Ya era tarde, bien pasada la medianoche, pero Raistlin aún oía las risas y la música de la celebración. Estaba enfadado con Caramon por abandonarlo y perderse por ahí a divertirse con alguna chica —Tika Waylan, probablemente— dejando que su hermano enfermo se las apañara solo.
Medio ahogado por la tos, Raistlin intentó ponerse de pie y casi se desplomó. Se agarró a una silla, se sentó en ella y apoyó, desmadejado, la cabeza en la tosca mesa que Caramon había improvisado con las tablas de una caja.
—¡Raistlin! —llamó una voz alegre desde fuera—, ¿Estás dormido? ¡Tengo que preguntarte una cosa!
—¡Tas! —intentó pronunciar el nombre del kender, pero otro espasmo de tos lo interrumpió.
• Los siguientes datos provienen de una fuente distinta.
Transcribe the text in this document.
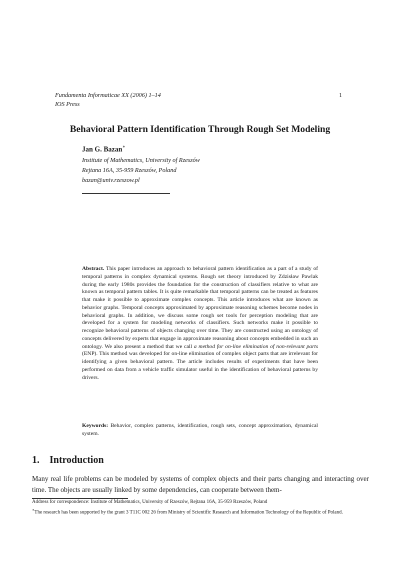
Fundamenta Informaticae XX (2006) 1–14
IOS Press
1
Behavioral Pattern Identification Through Rough Set Modeling
Jan G. Bazan∗
Institute of Mathematics, University of Rzeszów
Rejtana 16A, 35-959 Rzeszów, Poland
bazan@univ.rzeszow.pl
Abstract. This paper introduces an approach to behavioral pattern identification as a part of a study of temporal patterns in complex dynamical systems. Rough set theory introduced by Zdzisław Pawlak during the early 1980s provides the foundation for the construction of classifiers relative to what are known as temporal pattern tables. It is quite remarkable that temporal patterns can be treated as features that make it possible to approximate complex concepts. This article introduces what are known as behavior graphs. Temporal concepts approximated by approximate reasoning schemes become nodes in behavioral graphs. In addition, we discuss some rough set tools for perception modeling that are developed for a system for modeling networks of classifiers. Such networks make it possible to recognize behavioral patterns of objects changing over time. They are constructed using an ontology of concepts delivered by experts that engage in approximate reasoning about concepts embedded in such an ontology. We also present a method that we call a method for on-line elimination of non-relevant parts (ENP). This method was developed for on-line elimination of complex object parts that are irrelevant for identifying a given behavioral pattern. The article includes results of experiments that have been performed on data from a vehicle traffic simulator useful in the identification of behavioral patterns by drivers.
Keywords: Behavior, complex patterns, identification, rough sets, concept approximation, dynamical system.
1. Introduction
Many real life problems can be modeled by systems of complex objects and their parts changing and interacting over time. The objects are usually linked by some dependencies, can cooperate between them-

Address for correspondence: Institute of Mathematics, University of Rzeszów, Rejtana 16A, 35-959 Rzeszów, Poland

∗The research has been supported by the grant 3 T11C 002 26 from Ministry of Scientific Research and Information Technology of the Republic of Poland.
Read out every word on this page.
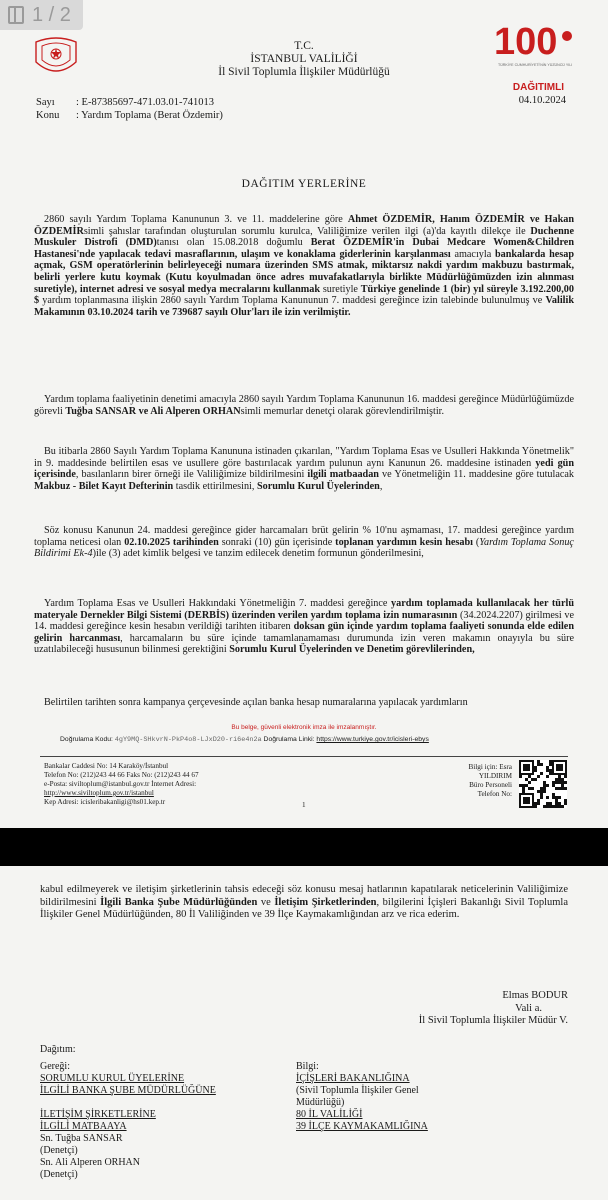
1 / 2
T.C.
İSTANBUL VALİLİĞİ
İl Sivil Toplumla İlişkiler Müdürlüğü
100
TÜRKİYE CUMHURİYETİ'NİN YÜZÜNCÜ YILI
DAĞITIMLI
04.10.2024
Sayı : E-87385697-471.03.01-741013
Konu : Yardım Toplama (Berat Özdemir)
DAĞITIM YERLERİNE
2860 sayılı Yardım Toplama Kanununun 3. ve 11. maddelerine göre Ahmet ÖZDEMİR, Hanım ÖZDEMİR ve Hakan ÖZDEMİRsimli şahıslar tarafından oluşturulan sorumlu kurulca, Valiliğimize verilen ilgi (a)'da kayıtlı dilekçe ile Duchenne Muskuler Distrofi (DMD)tanısı olan 15.08.2018 doğumlu Berat ÖZDEMİR'in Dubai Medcare Women&Children Hastanesi'nde yapılacak tedavi masraflarının, ulaşım ve konaklama giderlerinin karşılanması amacıyla bankalarda hesap açmak, GSM operatörlerinin belirleyeceği numara üzerinden SMS atmak, miktarsız nakdi yardım makbuzu bastırmak, belirli yerlere kutu koymak (Kutu koyulmadan önce adres muvafakatlarıyla birlikte Müdürlüğümüzden izin alınması suretiyle), internet adresi ve sosyal medya mecralarını kullanmak suretiyle Türkiye genelinde 1 (bir) yıl süreyle 3.192.200,00 $ yardım toplanmasına ilişkin 2860 sayılı Yardım Toplama Kanununun 7. maddesi gereğince izin talebinde bulunulmuş ve Valilik Makamının 03.10.2024 tarih ve 739687 sayılı Olur'ları ile izin verilmiştir.
Yardım toplama faaliyetinin denetimi amacıyla 2860 sayılı Yardım Toplama Kanununun 16. maddesi gereğince Müdürlüğümüzde görevli Tuğba SANSAR ve Ali Alperen ORHANsimli memurlar denetçi olarak görevlendirilmiştir.
Bu itibarla 2860 Sayılı Yardım Toplama Kanununa istinaden çıkarılan, "Yardım Toplama Esas ve Usulleri Hakkında Yönetmelik" in 9. maddesinde belirtilen esas ve usullere göre bastırılacak yardım pulunun aynı Kanunun 26. maddesine istinaden yedi gün içerisinde, basılanların birer örneği ile Valiliğimize bildirilmesini ilgili matbaadan ve Yönetmeliğin 11. maddesine göre tutulacak Makbuz - Bilet Kayıt Defterinin tasdik ettirilmesini, Sorumlu Kurul Üyelerinden,
Söz konusu Kanunun 24. maddesi gereğince gider harcamaları brüt gelirin % 10'nu aşmaması, 17. maddesi gereğince yardım toplama neticesi olan 02.10.2025 tarihinden sonraki (10) gün içerisinde toplanan yardımın kesin hesabı (Yardım Toplama Sonuç Bildirimi Ek-4)ile (3) adet kimlik belgesi ve tanzim edilecek denetim formunun gönderilmesini,
Yardım Toplama Esas ve Usulleri Hakkındaki Yönetmeliğin 7. maddesi gereğince yardım toplamada kullanılacak her türlü materyale Dernekler Bilgi Sistemi (DERBİS) üzerinden verilen yardım toplama izin numarasının (34.2024.2207) girilmesi ve 14. maddesi gereğince kesin hesabın verildiği tarihten itibaren doksan gün içinde yardım toplama faaliyeti sonunda elde edilen gelirin harcanması, harcamaların bu süre içinde tamamlanamaması durumunda izin veren makamın onayıyla bu süre uzatılabileceği hususunun bilinmesi gerektiğini Sorumlu Kurul Üyelerinden ve Denetim görevlilerinden,
Belirtilen tarihten sonra kampanya çerçevesinde açılan banka hesap numaralarına yapılacak yardımların
Bu belge, güvenli elektronik imza ile imzalanmıştır.
Doğrulama Kodu: 4gY9MQ-SHkvrN-PkP4o8-LJxD20-ri6e4n2a Doğrulama Linki: https://www.turkiye.gov.tr/icisleri-ebys
Bankalar Caddesi No: 14 Karaköy/İstanbul
Telefon No: (212)243 44 66 Faks No: (212)243 44 67
e-Posta: siviltoplum@istanbul.gov.tr İnternet Adresi:
http://www.siviltoplum.gov.tr/istanbul
Kep Adresi: icisleribakanligi@hs01.kep.tr	1
Bilgi için: Esra YILDIRIM
Büro Personeli
Telefon No:
kabul edilmeyerek ve iletişim şirketlerinin tahsis edeceği söz konusu mesaj hatlarının kapatılarak neticelerinin Valiliğimize bildirilmesini İlgili Banka Şube Müdürlüğünden ve İletişim Şirketlerinden, bilgilerini İçişleri Bakanlığı Sivil Toplumla İlişkiler Genel Müdürlüğünden, 80 İl Valiliğinden ve 39 İlçe Kaymakamlığından arz ve rica ederim.
Elmas BODUR
Vali a.
İl Sivil Toplumla İlişkiler Müdür V.
Dağıtım:
Gereği:
SORUMLU KURUL ÜYELERİNE
İLGİLİ BANKA ŞUBE MÜDÜRLÜĞÜNE

İLETİŞİM ŞİRKETLERİNE
İLGİLİ MATBAAYA
Sn. Tuğba SANSAR
(Denetçi)
Sn. Ali Alperen ORHAN
(Denetçi)
Bilgi:
İÇİŞLERİ BAKANLIĞINA
(Sivil Toplumla İlişkiler Genel
Müdürlüğü)
80 İL VALİLİĞİ
39 İLÇE KAYMAKAMLIĞINA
—Oh, bien, estás despierto —continuó la voz alegre al oírlo toser.
Tas —diminutivo de Tasslehoff— Burrfoot entró en la cueva dando brincos. Al kender le habían repetido hasta la saciedad que en una sociedad educada uno siempre llamaba a la puerta (o, en este caso, la mampara de ramas entretejidas que tapaba la entrada a la cueva) y esperaba a que lo invitaran a pasar antes de entrar. Tas tenía dificultades para adaptarse a esa costumbre, que no era una norma en la sociedad kender, donde las puertas se cerraban al mal tiempo y a los trasgos gigantes (y a veces ni siquiera a los trasgos, cuando resultaban interesantes). De modo que, cuando Tas se acordaba de llamar, por lo general lo hacía y entraba casi de forma simultánea si el ocupante tenía suerte. De otro modo, entraba antes y luego se acordaba de llamar, que fue lo que pasó en esta ocasión.